As I mentioned in my last post, I’m imposing a hard close on several pending comments, which responded to my last few election-related posts. Those comments won’t appear on the blog.
I plan to make a pretty abrupt turn from the political themes of the last month or two toward more explicitly investment-related content. As I make that pivot, I’d like to address the issue of politics and investments again. As I’ve said before, I think strong political views have the potential to contaminate and even compromise investment practice in several ways, both obvious and subtle.

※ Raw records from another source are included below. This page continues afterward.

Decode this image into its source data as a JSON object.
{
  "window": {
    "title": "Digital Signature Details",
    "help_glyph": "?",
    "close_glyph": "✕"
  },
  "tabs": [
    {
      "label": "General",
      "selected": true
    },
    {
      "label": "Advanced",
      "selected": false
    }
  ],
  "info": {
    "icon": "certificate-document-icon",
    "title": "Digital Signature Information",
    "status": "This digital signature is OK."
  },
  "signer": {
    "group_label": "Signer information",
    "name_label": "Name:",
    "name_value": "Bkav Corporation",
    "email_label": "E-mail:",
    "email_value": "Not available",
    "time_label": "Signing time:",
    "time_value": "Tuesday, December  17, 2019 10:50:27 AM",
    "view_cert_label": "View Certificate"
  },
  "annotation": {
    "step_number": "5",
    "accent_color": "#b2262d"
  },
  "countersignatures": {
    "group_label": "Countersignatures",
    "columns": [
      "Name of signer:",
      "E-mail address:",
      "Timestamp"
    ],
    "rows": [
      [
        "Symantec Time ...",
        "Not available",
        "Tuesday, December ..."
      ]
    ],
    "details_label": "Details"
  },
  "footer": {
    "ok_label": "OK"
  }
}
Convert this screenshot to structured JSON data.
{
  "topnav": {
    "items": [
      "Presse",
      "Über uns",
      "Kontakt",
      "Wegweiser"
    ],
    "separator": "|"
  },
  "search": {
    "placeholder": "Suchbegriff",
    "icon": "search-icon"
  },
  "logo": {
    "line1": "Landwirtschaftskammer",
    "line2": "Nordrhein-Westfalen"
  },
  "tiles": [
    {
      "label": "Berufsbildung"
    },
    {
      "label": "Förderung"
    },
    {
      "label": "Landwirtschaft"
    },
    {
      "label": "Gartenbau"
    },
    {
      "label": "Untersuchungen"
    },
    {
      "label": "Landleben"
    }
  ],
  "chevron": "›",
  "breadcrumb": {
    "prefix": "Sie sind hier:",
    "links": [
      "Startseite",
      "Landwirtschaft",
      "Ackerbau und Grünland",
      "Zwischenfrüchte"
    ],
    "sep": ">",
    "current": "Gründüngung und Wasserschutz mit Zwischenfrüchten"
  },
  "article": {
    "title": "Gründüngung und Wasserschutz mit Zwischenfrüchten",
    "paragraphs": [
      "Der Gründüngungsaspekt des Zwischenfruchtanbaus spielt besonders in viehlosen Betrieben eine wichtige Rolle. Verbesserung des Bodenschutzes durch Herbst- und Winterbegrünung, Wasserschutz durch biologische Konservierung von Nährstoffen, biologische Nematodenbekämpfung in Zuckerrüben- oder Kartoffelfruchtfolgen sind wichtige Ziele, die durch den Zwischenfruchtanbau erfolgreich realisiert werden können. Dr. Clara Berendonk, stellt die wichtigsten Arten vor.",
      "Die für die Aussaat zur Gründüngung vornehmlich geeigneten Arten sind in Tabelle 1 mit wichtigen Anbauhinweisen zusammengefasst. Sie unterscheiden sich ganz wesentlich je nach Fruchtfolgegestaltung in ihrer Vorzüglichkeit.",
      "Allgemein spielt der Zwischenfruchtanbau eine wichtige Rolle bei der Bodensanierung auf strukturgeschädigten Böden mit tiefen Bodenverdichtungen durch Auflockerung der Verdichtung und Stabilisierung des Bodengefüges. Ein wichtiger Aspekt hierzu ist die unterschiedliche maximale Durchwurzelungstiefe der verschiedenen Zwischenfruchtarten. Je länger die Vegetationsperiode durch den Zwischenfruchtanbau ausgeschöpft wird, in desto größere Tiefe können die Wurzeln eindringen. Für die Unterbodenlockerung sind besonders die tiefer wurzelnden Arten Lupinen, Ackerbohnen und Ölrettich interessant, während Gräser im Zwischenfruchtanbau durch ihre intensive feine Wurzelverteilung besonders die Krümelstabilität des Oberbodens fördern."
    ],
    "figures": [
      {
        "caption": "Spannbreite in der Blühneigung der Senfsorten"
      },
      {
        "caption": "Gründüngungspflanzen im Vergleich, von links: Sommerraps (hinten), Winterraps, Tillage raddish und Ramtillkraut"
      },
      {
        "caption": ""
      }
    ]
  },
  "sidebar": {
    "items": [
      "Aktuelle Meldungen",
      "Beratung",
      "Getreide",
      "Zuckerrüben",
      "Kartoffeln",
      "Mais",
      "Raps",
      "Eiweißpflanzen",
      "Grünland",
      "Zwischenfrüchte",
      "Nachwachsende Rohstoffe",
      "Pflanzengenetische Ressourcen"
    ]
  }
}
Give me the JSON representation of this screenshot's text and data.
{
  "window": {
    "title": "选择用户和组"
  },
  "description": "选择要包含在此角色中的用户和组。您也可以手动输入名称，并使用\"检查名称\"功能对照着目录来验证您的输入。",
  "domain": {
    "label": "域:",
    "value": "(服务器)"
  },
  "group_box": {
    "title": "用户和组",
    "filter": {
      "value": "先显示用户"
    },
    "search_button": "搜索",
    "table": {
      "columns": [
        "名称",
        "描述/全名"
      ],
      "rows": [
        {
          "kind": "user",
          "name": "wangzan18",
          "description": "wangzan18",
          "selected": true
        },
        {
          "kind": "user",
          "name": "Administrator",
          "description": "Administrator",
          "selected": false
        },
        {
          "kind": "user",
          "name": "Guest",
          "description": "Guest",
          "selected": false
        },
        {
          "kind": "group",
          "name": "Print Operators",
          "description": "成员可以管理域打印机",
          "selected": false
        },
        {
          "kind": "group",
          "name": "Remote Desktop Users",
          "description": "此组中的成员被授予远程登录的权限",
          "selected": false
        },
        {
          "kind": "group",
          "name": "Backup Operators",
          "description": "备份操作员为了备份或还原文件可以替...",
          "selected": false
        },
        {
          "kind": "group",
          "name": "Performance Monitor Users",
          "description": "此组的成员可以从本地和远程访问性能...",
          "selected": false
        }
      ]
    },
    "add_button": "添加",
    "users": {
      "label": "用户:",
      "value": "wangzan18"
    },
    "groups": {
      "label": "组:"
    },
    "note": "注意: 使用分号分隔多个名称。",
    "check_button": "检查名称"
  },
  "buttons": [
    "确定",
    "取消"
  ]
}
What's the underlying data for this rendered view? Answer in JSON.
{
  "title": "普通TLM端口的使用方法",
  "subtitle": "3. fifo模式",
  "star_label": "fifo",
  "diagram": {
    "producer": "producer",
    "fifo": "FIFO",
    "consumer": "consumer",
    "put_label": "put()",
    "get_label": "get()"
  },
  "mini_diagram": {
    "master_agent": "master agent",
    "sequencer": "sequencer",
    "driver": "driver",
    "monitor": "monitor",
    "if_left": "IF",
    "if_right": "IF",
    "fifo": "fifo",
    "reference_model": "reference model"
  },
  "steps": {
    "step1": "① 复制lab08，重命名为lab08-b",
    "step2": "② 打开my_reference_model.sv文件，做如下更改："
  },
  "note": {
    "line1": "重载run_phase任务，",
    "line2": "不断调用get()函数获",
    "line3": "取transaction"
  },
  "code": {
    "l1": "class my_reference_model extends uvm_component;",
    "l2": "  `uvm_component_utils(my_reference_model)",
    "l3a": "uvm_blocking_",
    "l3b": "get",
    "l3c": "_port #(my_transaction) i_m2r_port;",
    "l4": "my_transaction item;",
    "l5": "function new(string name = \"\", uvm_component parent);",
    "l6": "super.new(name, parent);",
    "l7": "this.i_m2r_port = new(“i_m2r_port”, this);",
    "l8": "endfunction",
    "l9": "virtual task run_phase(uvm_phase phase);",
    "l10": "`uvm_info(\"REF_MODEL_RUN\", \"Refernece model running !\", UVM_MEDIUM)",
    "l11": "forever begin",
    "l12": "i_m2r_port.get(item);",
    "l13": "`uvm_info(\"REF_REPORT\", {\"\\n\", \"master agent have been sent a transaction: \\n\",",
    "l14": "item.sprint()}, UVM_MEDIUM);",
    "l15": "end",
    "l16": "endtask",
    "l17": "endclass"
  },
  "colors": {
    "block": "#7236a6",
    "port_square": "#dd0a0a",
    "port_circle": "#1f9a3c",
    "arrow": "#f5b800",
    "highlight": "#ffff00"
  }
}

The first danger is that my political views, or those of the other three voting and four non-voting members of our Investment Committee, might in some way distort our thinking process and thus cause us to make wrong-headed investmentl decisions. So far that has not happened, I think for two reasons. First, as a matter of philosophy we are all quite adamant that politics is mostly a distraction from investment practice. Second, within our firm we have some pretty basic disagreements about politics; if one of us tries to bring his politics into the investment process, someone else will push back.
That rarely happens. More often, we find that some of our best investment insights are a function of reasoning against our own political prejudices. One example is a discussion we had last year about whether to buy heavily into Jeremy Grantham’s argument-from-scarcity about commodities, and make a much larger commitment to an asset class without intrinsic economic return. It was Marvin, the political liberal, who put on his economist’s hat and argued that market forces would act to moderate or reverse rising commodity prices. We chose not to increase our passive commodity index holdings. Marvin was right, and commodity prices actually declined.
The second danger is that, even when we at TGS get our investment policy decision right, an individual client’s political view could still cause him to depart from our investment strategy at a key market inflection point. We saw that in 2008 and 2009. We had fewer than ten clients out of more than 240 sell out near the market lows, but most of those were politically conservative. Their political viewpoint compounded their worries about the scary market decline, resulting in a level of panic that made immediate liquidation appear the only survival option.
Selling out in fall of 2008 or spring of 2009 was the single worst investment decision I have seen in my thirty years of practice as an adviser. How bad? As of the end of October of 2012, the market was up more than 100% from the 2009 low. So the small number of folks who sold because their politics informed their investment decisions made a life-changing economic mistake. Looking across our practice, those clients who were with us in March of 2009 and remain with us today have portfolios worth in excess of $100 million more dollars today than they had back then. In a real sense, that $100 million is the result of following our advice.
Which brings us to the third place where politics intersects with investments, the most subtle but potentially the most important. The few who sold were not the only ones gravely concerned about the worst market decline in seventy years. We did lots of hand-holding during that brutal six month market panic. Every client who considered selling out, told us so, engaged in dialogue with us, and ultimately took our advice not to sell, was not just buying into a rational argument. They were also basing their decision on their emotional bond of trust with us.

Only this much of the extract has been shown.